The plan adopted by the patrons of the school at this meeting was for the patrons to execute notes payable to the First National Bank of Oneonta, appellee in this case, payable one, two, three, and four years for just such an amount as each patron chose to make his respective notes; these subscription notes to be turned over to the bank when executed as collateral security to the notes of the building committee, which was composed of A. L. Bryan, H. C. Blackwood, and Earl Dean.
There was no money with which to complete the building, the building committee, with the assistance of these citizens, borrowed $1,350 from the bank, giving the notes of the committee, and placed as collateral security thereto the notes of the appellant, together with the notes of the other patrons of the school, and this $1,350, had to be raised before the building could be finished, and these notes had no other consideration except to get the money to complete this high school building at Cleveland, Ala. After the money was borrowed, the building was then completed.
There is no dispute about the fact that the money was advanced by the appellee on the faith of appellant's notes which are the foundation of this suit, and that the high school building was then finished. Nor is there any question of fraud in this case. As stated, the appellant's only contention is failure of consideration. In this connection he insists that there was to be an accredited high school established at Cleveland, Ala., but as to this it appears that appellee was in no manner connected, and it appears from the record that appellant, in conjunction with other citizens, undertook to obtain an accredited high school from the county board of education by and through whom only could such school be established. The appellant testified: "I knew when I signed those notes that it was for the purpose of obtaining money to finish that building for a high school. There wasn't no half done to the building when I signed those notes, it was to get a high school." There is no dispute in the evidence that the school thus completed is a high school carrying all the grades of such except the twelfth grade. And the appellant further testified that he did not know whether this was a high school or not; in fact, he testified that he does not know what it takes to constitute a high school, that is, an accredited high school.
The lower court properly held that the defense interposed by appellant could not be maintained, and the action of the court in directing a verdict for plaintiff was correct and in line with universal decisions of the appellate courts of this and other states.
Subscription contracts are favored in law as calculated to foster public and quasi public enterprises. As a matter of public policy, the courts are desirous that subscribers should not evade their deliberate promise of contribution, and their tendency therefore is to adopt such a rule as will sustain the subscription as a legal obligation. 25 Rawle C. L. 1398, 1399, and numerous cases cited.

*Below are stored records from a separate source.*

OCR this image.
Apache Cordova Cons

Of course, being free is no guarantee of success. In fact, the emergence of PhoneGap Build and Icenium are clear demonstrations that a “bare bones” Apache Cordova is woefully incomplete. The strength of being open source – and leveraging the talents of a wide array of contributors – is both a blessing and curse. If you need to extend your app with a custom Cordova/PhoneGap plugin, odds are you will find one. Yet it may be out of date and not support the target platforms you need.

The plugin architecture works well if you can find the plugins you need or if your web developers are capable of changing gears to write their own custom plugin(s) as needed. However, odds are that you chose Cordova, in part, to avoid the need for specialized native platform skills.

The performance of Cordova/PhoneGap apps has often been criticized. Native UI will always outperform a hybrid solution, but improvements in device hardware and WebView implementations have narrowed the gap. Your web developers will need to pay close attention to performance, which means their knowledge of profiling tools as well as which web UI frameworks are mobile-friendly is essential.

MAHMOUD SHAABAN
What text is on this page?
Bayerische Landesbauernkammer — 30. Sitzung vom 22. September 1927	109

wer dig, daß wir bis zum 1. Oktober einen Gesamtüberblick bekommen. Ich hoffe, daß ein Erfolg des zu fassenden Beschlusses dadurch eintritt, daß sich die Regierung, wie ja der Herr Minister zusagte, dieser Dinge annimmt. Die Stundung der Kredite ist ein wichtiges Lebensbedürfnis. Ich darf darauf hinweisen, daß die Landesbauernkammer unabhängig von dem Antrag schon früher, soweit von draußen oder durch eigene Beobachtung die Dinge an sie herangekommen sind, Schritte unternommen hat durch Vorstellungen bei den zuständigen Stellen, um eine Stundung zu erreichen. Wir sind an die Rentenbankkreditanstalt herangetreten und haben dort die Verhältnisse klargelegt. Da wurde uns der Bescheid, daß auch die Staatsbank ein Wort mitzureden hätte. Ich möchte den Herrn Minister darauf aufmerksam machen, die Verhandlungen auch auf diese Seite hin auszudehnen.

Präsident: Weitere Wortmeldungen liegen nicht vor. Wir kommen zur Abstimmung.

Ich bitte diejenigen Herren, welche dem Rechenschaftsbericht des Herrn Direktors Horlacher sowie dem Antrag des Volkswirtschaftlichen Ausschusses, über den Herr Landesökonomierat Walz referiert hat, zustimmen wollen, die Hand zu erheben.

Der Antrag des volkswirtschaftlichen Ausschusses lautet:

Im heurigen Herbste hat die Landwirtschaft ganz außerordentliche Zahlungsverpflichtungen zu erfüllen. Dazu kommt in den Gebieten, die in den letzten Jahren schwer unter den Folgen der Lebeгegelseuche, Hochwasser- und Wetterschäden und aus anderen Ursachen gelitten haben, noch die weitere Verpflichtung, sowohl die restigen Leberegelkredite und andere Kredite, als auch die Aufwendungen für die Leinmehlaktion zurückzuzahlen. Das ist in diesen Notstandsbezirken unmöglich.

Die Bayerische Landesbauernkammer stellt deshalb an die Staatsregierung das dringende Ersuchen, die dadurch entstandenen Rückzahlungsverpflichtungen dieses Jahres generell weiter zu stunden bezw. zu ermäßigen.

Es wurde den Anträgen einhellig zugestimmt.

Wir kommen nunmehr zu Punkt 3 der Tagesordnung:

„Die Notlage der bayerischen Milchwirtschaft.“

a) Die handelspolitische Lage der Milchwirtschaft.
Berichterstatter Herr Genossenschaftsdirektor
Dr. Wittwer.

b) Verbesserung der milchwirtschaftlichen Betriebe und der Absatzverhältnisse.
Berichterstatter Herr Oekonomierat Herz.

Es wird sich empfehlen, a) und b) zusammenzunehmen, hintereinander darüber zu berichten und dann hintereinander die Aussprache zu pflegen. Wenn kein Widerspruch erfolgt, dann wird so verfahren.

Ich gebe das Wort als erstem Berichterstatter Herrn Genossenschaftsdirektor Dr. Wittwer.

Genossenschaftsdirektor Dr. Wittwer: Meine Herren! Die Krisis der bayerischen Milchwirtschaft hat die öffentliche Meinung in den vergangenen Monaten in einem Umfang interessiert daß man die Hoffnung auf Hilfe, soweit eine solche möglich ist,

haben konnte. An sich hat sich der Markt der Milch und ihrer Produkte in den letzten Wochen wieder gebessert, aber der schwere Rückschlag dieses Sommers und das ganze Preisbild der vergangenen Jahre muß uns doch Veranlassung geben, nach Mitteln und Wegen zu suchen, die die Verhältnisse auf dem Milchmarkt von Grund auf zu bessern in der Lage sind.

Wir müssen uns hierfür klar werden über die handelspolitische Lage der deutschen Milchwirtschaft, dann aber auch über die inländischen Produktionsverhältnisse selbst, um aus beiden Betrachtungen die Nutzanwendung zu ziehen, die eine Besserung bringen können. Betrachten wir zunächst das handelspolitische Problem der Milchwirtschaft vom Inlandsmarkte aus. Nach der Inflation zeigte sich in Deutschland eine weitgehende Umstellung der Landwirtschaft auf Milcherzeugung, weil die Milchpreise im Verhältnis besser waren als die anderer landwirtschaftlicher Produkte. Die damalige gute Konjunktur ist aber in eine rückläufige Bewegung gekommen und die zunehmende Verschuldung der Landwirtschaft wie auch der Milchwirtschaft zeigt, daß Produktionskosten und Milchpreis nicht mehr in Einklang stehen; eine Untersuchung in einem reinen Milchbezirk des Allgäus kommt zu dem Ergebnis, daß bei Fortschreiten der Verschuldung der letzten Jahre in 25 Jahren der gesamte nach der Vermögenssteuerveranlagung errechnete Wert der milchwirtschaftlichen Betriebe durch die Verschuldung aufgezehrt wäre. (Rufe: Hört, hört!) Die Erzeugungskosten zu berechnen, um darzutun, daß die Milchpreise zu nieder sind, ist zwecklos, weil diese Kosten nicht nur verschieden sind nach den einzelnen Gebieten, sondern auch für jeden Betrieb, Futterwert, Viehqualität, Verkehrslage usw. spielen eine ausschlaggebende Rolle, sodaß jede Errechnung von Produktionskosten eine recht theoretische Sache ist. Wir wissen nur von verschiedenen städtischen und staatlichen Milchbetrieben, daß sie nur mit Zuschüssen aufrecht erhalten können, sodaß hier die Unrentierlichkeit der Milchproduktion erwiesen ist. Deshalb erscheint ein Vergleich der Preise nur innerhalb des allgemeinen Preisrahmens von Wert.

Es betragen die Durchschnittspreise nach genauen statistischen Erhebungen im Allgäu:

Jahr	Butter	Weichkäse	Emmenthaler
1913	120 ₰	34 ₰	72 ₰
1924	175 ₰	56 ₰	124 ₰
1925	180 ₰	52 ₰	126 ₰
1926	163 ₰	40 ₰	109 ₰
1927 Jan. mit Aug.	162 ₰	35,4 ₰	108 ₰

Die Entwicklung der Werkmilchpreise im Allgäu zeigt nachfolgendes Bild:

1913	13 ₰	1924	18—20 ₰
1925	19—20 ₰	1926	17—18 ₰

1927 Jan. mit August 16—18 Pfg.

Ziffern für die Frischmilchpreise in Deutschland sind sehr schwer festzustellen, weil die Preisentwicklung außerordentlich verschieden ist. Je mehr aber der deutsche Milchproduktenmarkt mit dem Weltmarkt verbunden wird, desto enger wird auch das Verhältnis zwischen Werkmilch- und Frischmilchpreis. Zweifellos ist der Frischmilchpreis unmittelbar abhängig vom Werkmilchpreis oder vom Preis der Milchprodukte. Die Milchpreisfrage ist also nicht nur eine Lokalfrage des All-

A consideration is necessary to make a subscription a binding obligation. But it need not exist at the time of its making, but may be supplied by the subsequent conduct of the payee or beneficiary. In other words, the mutuality of the promise is tested by the situation existing at the time it is sought to enforce the subscription, not by that existing at the time of the signing of the instrument. And, when a party or institution for whose benefit a subscription is made acts thereon, and, as here, incurs legal liabilities and expense on the faith thereof, the promise ripens into an enforceable contract. South v. First Nat. Bank of Fayette, 17 Ala. App. 569, 88 So. 219; Ex parte South, 205 Ala. 31, 88 So. 221. See, also, 60 Corpus Juris, pp. 956, 961. There it is stated: "In accordance with the general rule, where a representation which induced the subscription is promissory in its nature, and not a statement of existing fact, it has been held that the contract cannot be avoided by the subscriber because of such misrepresentation."
Assignment of error 3 cannot be sustained. The court properly overruled defendant's motion for a new trial.